Monday, January 26, 2009

Better Risk Assessment: Keeping Insurance Premiums Reasonable?

One sure-fire way of selling insurance policies is to maximize your coverage while keeping premium rates reasonably low. Had we now got this down to a science?


By: Vanessa Uy


Back in the good old days – the previous 25 or more years to be exact – insurance company actuarial mathematicians used to statistically assess risk using a figure called the expected loss. They got it by multiplying the probability of an accident occurring times the damage done by the accident.
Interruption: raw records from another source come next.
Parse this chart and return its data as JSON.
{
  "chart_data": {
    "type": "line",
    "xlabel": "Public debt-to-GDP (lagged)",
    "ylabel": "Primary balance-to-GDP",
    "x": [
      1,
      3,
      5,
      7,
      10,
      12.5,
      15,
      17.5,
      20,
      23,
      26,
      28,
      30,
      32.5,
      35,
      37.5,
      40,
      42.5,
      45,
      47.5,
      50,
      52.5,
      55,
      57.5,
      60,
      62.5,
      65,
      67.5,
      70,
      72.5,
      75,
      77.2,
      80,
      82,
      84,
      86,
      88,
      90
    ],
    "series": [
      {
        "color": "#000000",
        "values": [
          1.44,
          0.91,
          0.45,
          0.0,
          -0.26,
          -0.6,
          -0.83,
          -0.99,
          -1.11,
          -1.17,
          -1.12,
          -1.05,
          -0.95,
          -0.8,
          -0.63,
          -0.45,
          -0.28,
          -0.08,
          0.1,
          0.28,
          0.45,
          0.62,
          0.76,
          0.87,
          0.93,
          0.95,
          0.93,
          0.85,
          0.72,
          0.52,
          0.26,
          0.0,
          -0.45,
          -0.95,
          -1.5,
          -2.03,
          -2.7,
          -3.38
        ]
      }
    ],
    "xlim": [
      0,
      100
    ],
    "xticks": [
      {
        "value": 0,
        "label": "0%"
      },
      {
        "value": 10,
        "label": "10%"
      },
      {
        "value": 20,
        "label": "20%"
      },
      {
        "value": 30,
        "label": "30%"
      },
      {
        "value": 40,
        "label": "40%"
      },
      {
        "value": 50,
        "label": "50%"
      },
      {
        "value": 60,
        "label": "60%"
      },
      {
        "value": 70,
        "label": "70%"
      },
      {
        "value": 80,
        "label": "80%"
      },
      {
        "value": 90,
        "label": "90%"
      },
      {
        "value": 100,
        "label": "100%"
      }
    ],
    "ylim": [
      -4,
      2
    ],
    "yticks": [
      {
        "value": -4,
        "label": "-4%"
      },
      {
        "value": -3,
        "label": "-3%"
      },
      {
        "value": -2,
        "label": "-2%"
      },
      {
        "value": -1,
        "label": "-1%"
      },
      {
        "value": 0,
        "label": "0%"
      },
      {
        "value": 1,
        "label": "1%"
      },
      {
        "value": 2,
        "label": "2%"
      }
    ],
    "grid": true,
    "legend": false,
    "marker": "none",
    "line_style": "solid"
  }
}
Henceforth, policymakers and statisticians of almost every insurance company around the world grown content in using the concept of expected loss as the sole measure of risk. But since insurance companies are always in a perpetual search of ways to “streamline” their economic “bottom line”, the quest is on to create policies that are more ambitious than the one that precedes it. An insurance policy that not only provides coverage for “catastrophes” other insurance providers won’t touch with the proverbial ten-foot pole but also can keep the client’s premium rates down to the absolute reasonable minimum (from the insurance providers perspective at least).

That fateful day came around in 1986, when a mathematician from the University of Virginia named Yacov Haimes and his team developed the partitioned multi-objective risk method or PMRM. Haimes and his team argue that insurance company actuarial mathematicians need to account for catastrophes separately from ordinary accidents in order to provide a better-structured insurance policy, one that maximizes coverage while minimizing premium rates. Rare but expensive (in monetary terms) accidents, the team pointed out could have a small-expected loss given their improbability of occurring.
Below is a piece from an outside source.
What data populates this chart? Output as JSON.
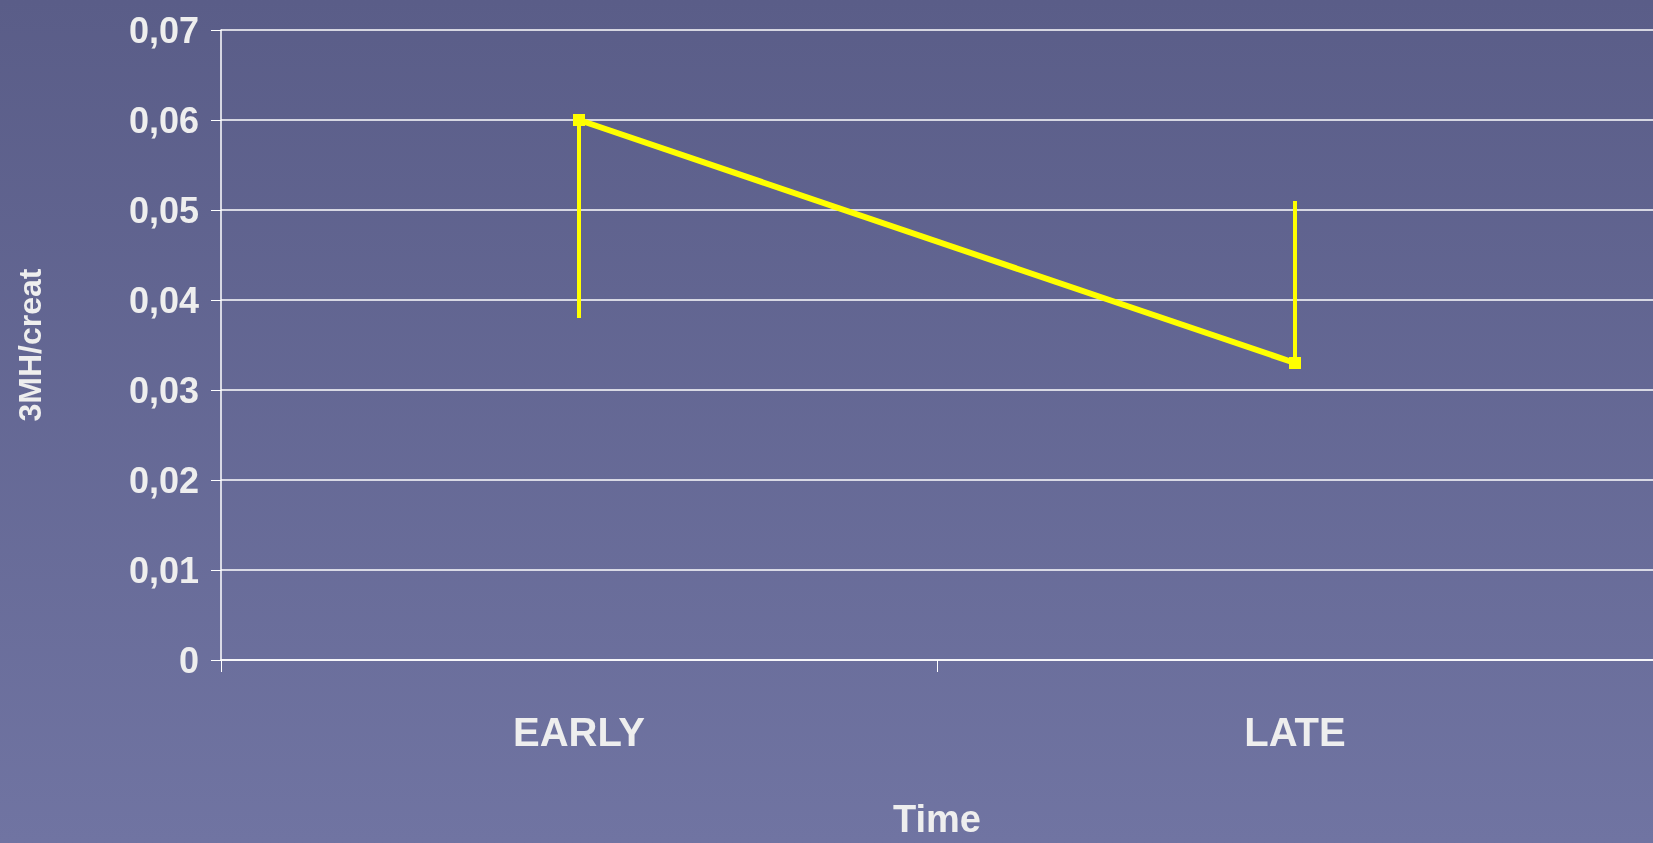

In his book “Risk Modeling, Assessment and Management”, Yacov Haimes discusses the art of risk management after years of being acquainted and gaining expertise on the subject. Especially it’s important applications in such areas as engineering, science, and even the politically tinged vagaries of public policy. Haimes’ writing style equally covers the quantitative and qualitative aspects risk management by emphasizing how to quantify risk via construct probability together with real-world decision-making problems without ignoring the host of institutional, organizational, political and cultural considerations which these days often accompany such challenges.

Since developing his PMRM, Haimes has co-developed an even newer method of risk assessment called risk filtering, ranking and management or RFRM. The usefulness of RFRM in risk assessment is supported by several case studies cited in Haimes’ book. Given that Yacov Haimes has provided a new focus on minimizing the high cost associated with today’s more extensive risk management, how can all of this benefit us, the lowly policy holder, or for that matter, the whole global economy as a whole?
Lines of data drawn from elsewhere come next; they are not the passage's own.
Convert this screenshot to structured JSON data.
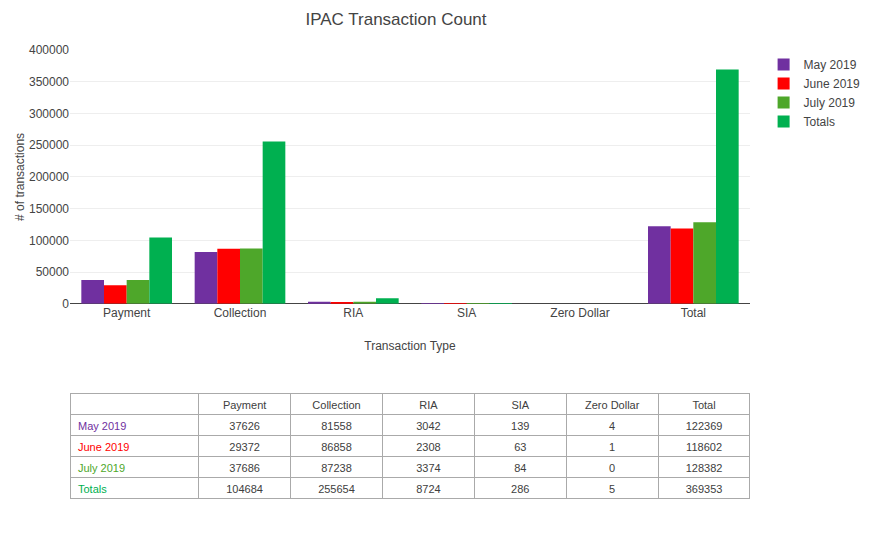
{
  "chart_data": {
    "type": "bar",
    "title": "IPAC Transaction Count",
    "xlabel": "Transaction Type",
    "ylabel": "# of transactions",
    "categories": [
      "Payment",
      "Collection",
      "RIA",
      "SIA",
      "Zero Dollar",
      "Total"
    ],
    "series": [
      {
        "name": "May 2019",
        "color": "#7030A0",
        "values": [
          37626,
          81558,
          3042,
          139,
          4,
          122369
        ]
      },
      {
        "name": "June 2019",
        "color": "#FF0000",
        "values": [
          29372,
          86858,
          2308,
          63,
          1,
          118602
        ]
      },
      {
        "name": "July 2019",
        "color": "#4EA72A",
        "values": [
          37686,
          87238,
          3374,
          84,
          0,
          128382
        ]
      },
      {
        "name": "Totals",
        "color": "#00B050",
        "values": [
          104684,
          255654,
          8724,
          286,
          5,
          369353
        ]
      }
    ],
    "ylim": [
      0,
      400000
    ],
    "yticks": [
      0,
      50000,
      100000,
      150000,
      200000,
      250000,
      300000,
      350000,
      400000
    ],
    "grid": true,
    "legend": "upper right"
  }
}
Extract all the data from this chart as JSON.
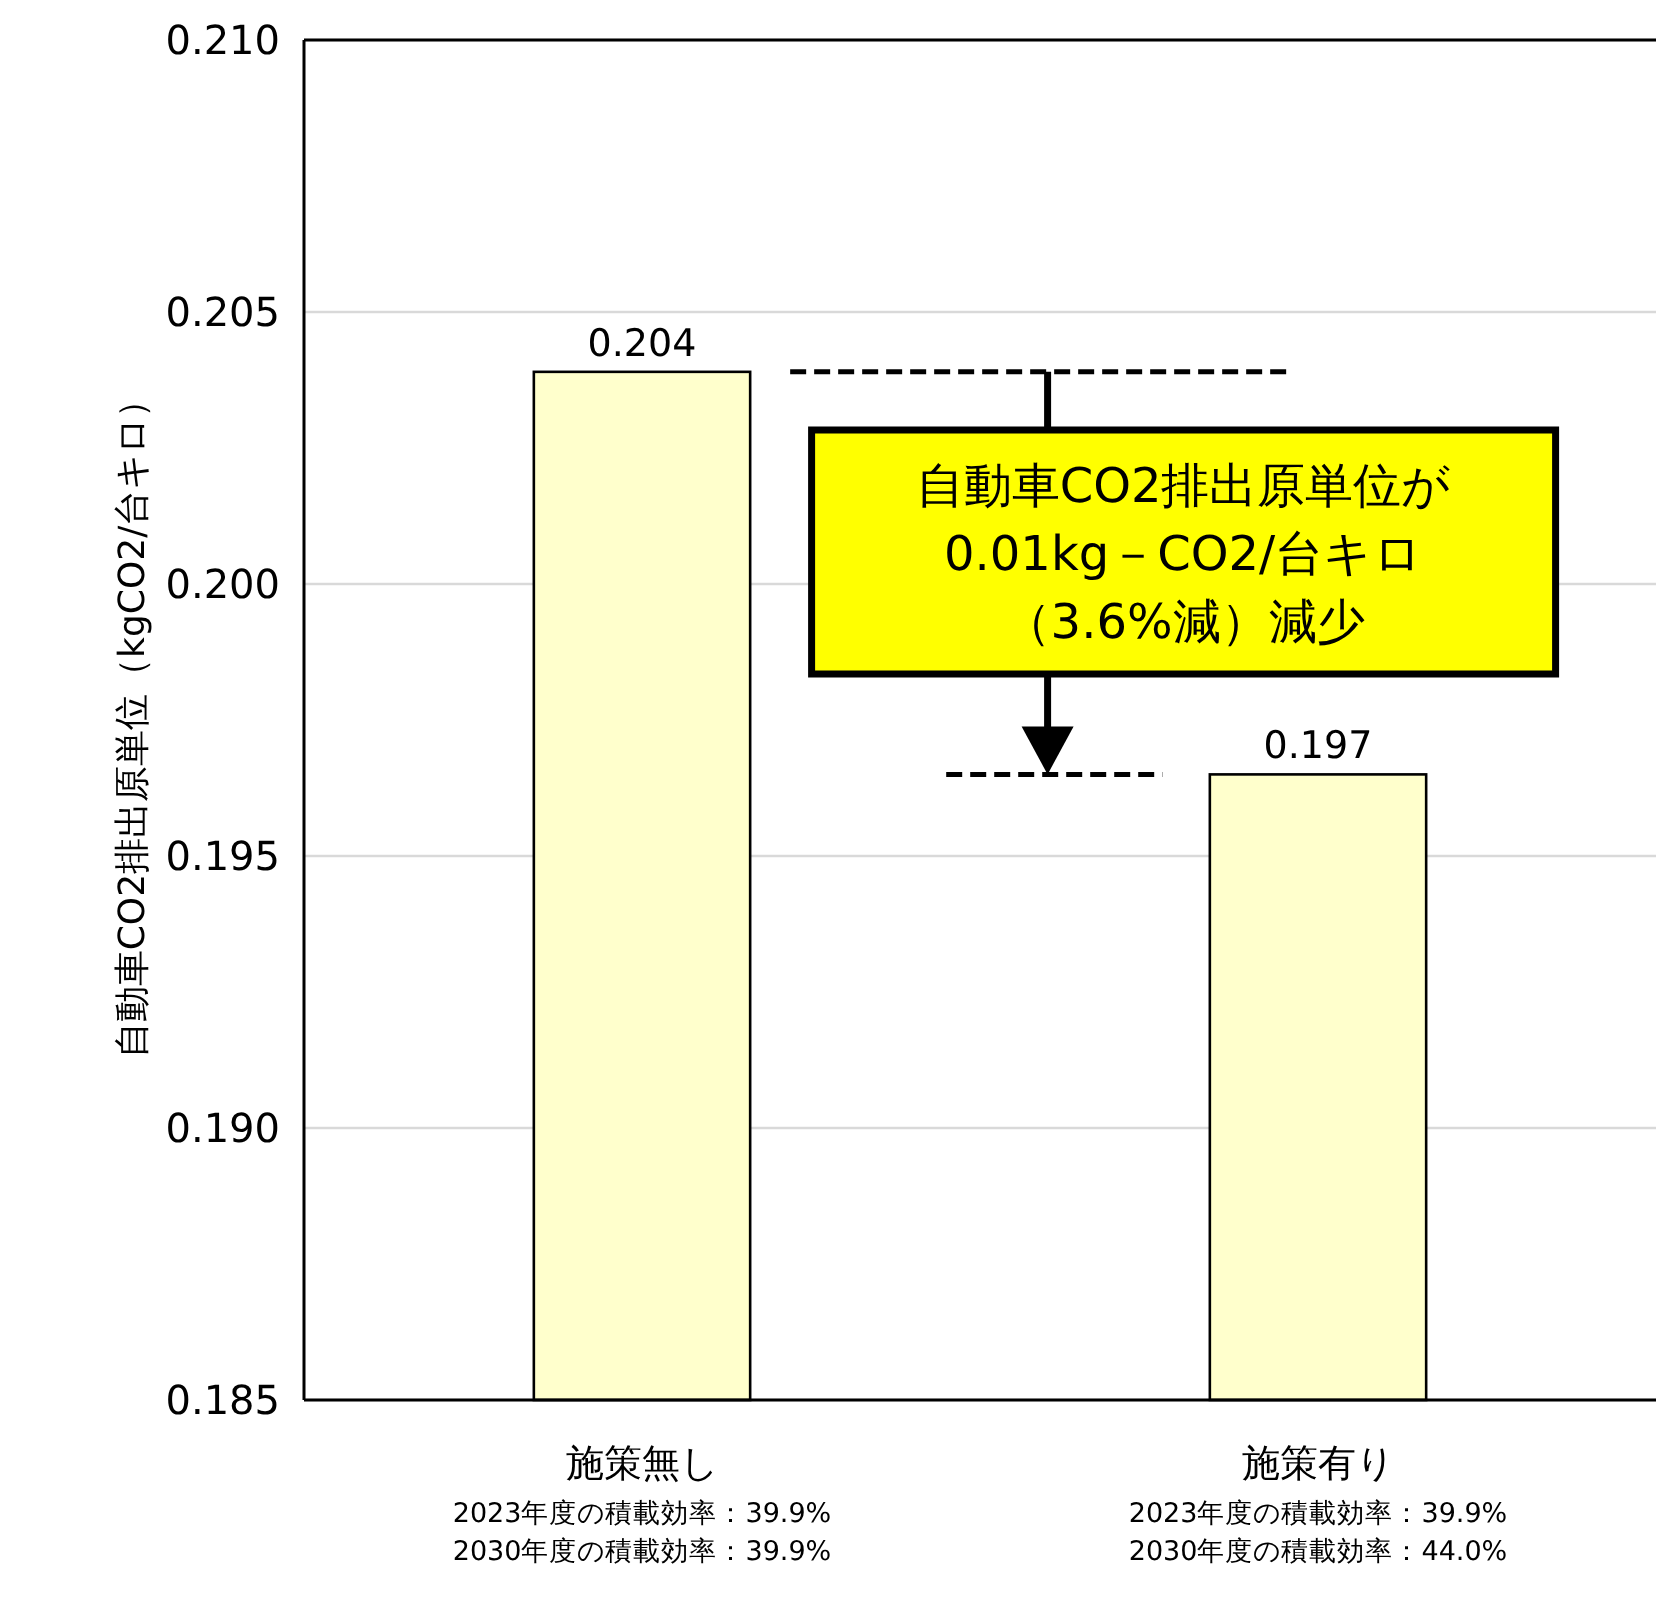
{
  "chart_data": {
    "type": "bar",
    "categories": [
      "施策無し\n2023年度の積載効率：39.9%\n2030年度の積載効率：39.9%",
      "施策有り\n2023年度の積載効率：39.9%\n2030年度の積載効率：44.0%"
    ],
    "values": [
      0.2039,
      0.1965
    ],
    "value_labels": [
      "0.204",
      "0.197"
    ],
    "color": "#ffffcc",
    "ylabel": "自動車CO2排出原単位（kgCO2/台キロ）",
    "ylim": [
      0.185,
      0.21
    ],
    "yticks": [
      "0.185",
      "0.190",
      "0.195",
      "0.200",
      "0.205",
      "0.210"
    ],
    "grid": "y",
    "ref_lines": [
      {
        "axis": "y",
        "value": 0.2039,
        "line_style": "dashed",
        "color": "#000000"
      },
      {
        "axis": "y",
        "value": 0.1965,
        "line_style": "dashed",
        "color": "#000000"
      }
    ],
    "annotations": [
      "自動車CO2排出原単位が",
      "0.01kg－CO2/台キロ",
      "（3.6%減）減少"
    ]
  }
}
Ever since our on-going global economic downturn slowly – but inexorably – continues to drive all of us into an uncomfortable sense of fiscal austerity. Whoever can provide products that provide the maximum performance for the least amount of money will not only survive, but can even prosper during these times of economic hardship. If insurance companies can manage to provide us with insurance policies that offer more for less, then both – the insurance provider and the “mere” policy holder – can weather out the on-going global “financial storm” with a comfortable margin of confidence.